From the house-cured charcuterie to the rosemary-tinged Fists of Feury pale ale (a collaboration with Victory Brewing and his brother Patrick, who helms the kitchen at Nectar), Feury’s kitchen is abreast or ahead of almost every worthwhile food trend Philly has going. And his approach to seasonal cooking is just slippery enough to keep you on your toes. A meal in early April brought seared scallops into congress with the first really good artichoke hearts of the year, and cut the richness of that pairing with snow-white ribbons of pickled salsify and a slick of lemon confit speckled with truffle shavings. What could be better than those rites of spring? Well, maybe a shot of summer in November, which is how Feury served up his scallops the last time I had them: with piquillo peppers, crispy shallots, and green-tomato jam.
And if both entrées had enough going on to keep you riveted from first bite to last, Feury’s duck captivated from an even earlier juncture. Just a glance was enough—the lightly smoked breast perched atop a red-flannel hash of beets, potatoes and corned duck leg, all of it looming over a dark auburn pool of duck jus that halfway engulfed the island of cassis mustard rising from the other side of the plate.
Now, there’s artful plating and then there’s flat-out art, I know. But digging into this plate was like attacking one of Rothko’s color field compositions with a fork and knife.
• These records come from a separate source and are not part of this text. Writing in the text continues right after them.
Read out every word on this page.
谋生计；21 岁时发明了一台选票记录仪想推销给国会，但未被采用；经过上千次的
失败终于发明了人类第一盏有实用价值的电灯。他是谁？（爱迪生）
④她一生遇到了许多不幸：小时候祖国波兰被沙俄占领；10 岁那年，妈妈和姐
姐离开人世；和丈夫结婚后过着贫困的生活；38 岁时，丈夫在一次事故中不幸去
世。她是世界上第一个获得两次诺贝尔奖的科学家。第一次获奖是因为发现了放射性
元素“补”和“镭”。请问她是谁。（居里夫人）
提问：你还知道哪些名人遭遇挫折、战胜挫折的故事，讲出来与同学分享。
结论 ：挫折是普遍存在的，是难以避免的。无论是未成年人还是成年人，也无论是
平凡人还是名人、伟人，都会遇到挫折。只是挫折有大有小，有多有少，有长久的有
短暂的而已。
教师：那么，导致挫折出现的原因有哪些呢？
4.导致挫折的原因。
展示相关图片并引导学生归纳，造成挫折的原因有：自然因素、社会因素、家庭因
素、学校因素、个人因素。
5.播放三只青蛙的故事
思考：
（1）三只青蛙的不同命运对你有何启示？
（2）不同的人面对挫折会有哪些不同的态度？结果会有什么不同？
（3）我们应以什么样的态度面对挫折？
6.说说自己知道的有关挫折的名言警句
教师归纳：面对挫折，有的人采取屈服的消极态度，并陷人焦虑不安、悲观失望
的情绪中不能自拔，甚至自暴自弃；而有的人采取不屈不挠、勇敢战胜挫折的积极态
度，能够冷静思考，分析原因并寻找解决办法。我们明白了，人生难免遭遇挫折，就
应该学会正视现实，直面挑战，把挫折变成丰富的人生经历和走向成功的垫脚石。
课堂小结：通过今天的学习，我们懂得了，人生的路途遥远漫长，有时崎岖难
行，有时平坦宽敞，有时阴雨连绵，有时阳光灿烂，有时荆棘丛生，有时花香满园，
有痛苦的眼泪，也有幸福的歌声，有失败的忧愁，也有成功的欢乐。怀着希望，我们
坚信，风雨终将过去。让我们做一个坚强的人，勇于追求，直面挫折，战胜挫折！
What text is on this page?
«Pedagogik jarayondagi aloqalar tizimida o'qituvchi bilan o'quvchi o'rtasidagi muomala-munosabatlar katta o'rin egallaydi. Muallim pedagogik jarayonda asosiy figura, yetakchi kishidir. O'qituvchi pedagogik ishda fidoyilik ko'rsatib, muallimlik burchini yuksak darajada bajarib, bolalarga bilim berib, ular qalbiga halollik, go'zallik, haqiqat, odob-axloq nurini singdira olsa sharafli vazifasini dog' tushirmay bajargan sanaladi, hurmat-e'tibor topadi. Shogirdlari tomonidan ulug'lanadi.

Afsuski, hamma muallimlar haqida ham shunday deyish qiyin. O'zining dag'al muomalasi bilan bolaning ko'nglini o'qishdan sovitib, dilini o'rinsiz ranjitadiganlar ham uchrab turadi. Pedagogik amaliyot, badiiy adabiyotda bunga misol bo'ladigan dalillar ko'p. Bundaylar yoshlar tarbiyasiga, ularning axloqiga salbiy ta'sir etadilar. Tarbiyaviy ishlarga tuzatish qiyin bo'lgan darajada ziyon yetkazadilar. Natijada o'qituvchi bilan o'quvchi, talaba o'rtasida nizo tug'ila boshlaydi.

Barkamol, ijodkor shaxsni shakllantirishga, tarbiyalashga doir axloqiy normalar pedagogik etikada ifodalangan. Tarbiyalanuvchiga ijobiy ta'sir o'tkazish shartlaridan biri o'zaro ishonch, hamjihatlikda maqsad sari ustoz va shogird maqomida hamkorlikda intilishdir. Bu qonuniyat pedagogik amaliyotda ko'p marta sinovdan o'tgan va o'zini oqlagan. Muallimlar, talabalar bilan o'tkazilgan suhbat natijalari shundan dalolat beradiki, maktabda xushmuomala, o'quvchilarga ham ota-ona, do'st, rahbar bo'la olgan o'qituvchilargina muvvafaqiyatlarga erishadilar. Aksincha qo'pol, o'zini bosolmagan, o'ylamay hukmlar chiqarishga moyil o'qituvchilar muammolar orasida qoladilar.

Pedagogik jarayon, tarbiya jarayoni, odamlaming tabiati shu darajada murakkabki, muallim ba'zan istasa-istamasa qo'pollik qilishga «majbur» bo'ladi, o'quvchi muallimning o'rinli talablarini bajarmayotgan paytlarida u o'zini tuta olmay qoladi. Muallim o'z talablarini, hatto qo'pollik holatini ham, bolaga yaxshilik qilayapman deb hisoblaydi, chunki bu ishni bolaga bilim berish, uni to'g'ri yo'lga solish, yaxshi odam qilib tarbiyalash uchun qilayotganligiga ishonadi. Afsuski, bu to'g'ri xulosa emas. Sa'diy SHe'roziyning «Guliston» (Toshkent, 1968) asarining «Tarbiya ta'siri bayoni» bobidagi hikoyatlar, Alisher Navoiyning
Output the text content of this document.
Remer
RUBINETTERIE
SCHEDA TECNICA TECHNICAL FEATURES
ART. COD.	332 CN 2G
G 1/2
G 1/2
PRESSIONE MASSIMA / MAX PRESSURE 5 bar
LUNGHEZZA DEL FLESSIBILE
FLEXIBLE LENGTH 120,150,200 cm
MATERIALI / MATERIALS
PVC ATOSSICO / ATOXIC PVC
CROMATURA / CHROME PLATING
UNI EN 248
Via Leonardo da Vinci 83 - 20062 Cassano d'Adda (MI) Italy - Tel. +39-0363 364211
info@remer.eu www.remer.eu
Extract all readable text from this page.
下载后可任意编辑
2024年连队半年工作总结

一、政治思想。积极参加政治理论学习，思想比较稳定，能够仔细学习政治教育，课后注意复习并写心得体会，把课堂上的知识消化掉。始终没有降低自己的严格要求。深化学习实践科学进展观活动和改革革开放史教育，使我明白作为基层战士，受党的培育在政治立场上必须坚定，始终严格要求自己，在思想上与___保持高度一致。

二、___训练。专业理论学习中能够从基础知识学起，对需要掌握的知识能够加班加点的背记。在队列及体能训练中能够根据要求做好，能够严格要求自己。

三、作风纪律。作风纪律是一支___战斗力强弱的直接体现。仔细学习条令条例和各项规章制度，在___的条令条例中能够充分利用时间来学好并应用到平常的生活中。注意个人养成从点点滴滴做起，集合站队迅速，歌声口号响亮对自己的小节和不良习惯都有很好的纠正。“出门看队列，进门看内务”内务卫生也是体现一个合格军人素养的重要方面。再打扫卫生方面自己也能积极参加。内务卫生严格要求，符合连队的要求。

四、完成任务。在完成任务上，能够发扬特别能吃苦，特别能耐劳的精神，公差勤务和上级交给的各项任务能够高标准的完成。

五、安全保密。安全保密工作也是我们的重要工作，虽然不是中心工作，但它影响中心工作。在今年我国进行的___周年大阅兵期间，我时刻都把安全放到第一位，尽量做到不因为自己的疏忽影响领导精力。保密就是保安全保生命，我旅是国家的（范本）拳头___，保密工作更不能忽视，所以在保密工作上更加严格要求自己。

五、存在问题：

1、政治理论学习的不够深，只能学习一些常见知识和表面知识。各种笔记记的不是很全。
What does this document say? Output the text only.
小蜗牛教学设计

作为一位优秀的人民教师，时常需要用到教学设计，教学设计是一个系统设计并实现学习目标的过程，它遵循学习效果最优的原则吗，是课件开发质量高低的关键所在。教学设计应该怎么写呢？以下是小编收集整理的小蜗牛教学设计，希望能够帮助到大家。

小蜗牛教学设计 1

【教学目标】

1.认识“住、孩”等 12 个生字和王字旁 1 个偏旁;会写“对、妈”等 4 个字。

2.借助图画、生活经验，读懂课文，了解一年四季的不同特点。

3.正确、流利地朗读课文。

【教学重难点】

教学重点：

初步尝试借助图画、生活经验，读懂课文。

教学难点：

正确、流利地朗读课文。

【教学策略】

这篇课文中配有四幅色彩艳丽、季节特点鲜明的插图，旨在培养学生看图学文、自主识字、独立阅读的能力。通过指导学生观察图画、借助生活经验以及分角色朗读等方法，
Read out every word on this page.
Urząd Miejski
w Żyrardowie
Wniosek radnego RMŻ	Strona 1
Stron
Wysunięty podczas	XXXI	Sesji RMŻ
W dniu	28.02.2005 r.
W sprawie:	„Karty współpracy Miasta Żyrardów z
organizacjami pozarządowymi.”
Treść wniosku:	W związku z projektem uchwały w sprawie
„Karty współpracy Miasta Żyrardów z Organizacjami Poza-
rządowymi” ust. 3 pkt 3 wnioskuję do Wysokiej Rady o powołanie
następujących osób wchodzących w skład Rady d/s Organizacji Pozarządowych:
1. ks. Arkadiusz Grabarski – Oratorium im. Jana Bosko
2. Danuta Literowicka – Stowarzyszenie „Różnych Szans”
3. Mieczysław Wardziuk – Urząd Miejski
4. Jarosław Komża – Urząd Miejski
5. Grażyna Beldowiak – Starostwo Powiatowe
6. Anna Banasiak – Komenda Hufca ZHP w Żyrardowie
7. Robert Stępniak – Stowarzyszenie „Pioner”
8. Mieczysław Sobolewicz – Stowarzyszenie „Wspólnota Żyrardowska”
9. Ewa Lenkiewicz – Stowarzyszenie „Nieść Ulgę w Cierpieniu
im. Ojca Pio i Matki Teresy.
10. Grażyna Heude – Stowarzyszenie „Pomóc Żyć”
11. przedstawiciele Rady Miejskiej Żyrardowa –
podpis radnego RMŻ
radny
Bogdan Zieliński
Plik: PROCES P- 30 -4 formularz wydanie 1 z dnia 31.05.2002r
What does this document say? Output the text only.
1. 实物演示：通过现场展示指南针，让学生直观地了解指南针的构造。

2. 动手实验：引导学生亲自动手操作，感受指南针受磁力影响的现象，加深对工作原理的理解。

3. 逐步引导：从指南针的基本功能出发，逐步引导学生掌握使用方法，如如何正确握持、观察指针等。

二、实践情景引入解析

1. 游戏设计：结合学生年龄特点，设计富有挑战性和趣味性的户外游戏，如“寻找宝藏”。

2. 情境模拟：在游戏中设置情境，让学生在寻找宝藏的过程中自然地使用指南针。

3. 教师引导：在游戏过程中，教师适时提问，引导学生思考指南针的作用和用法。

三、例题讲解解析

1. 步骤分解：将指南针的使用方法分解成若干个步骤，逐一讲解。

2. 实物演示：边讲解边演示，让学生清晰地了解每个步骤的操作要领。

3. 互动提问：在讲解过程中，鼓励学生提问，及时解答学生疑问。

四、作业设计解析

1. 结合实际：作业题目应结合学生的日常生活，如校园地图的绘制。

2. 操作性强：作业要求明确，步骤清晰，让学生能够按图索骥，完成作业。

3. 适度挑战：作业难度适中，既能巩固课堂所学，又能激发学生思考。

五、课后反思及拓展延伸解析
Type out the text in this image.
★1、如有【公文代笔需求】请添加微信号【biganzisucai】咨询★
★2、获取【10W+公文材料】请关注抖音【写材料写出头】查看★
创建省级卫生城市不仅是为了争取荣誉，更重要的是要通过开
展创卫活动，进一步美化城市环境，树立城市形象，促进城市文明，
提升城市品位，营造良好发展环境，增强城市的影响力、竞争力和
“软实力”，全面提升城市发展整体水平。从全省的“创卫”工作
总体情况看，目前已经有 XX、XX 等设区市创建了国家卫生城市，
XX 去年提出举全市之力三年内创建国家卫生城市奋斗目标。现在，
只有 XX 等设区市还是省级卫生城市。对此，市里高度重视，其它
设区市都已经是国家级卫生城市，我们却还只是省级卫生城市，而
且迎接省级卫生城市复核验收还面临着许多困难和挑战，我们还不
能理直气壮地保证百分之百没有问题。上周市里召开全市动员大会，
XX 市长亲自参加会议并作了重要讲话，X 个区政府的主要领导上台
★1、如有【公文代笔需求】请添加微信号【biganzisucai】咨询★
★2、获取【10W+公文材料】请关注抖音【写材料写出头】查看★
And Feury’s duck certainly tasted better than eating paint and canvas, bringing to the joy of obliteration the punch of mustard with Chinese potency, smoky and salty duck flesh, and the peppery spikes of baby mustard greens and arugula sprouts stabbing through the concentrated jus.
The kitchen also offers simpler stuff: cleanly flavored smoked salmon with chive coulis and apples sliced as thin as knife blades; steamed mussels dipped in batter and fried to crispy puffs, served around a bird’s nest of baby greens and fennel leaves. Delightful, all of it. And a flawless crème fraîche panna cotta topped with jellied lemon? There’s no better ending to a warm-weather meal. (Certainly not the chèvre cheesecake, whose ice crystals testified to an overly long spell in the cold corner of the fridge.)
Though entrée prices sometimes drift up to and above the $30 mark, the menu offers some value propositions that most restaurants don’t—most notably, the small-bites options at appetizer and dessert, which gives twosomes an affordable way to try four or five meticulously crafted flavor combinations. Think cured bass belly with a sun-dried tomato tapenade. Or almond cake with apple butter.
Fork has won some well-deserved plaudits for its wine selection, which is compact but skillfully curated, but this magazine’s Best of Philly nods for wine value in past years do not withstand present scrutiny. Markups hover around the dismal industry standard in Philadelphia: closer to triple retail than double. Just the same, I’d belly up to Fork’s sophisticated bar any day of the week for the pepper-infused rye in the Paul Revere cocktail, or a postprandial glass of Madeira (a city this history-soaked ought to have more restaurants offering those), or even just for the Fists of Feury, whose lemony hops mesh with the understated rosemary to make an immensely refreshing summer-evening brew. From aperitif to digestivo, the drinking here is as robust as the eating.
It’s been almost 14 years since Fork opened. The dollar store is gone. A person could now eat at a different place every night for three months without ever leaving a four-block radius centered on Old City. But as long as Ellen Yin can hold onto Terence Feury, it’s hard to think of a compelling reason to choose any of them over this one. And harder still to imagine that the world would’ve been better off with another dermatologist or systems engineer.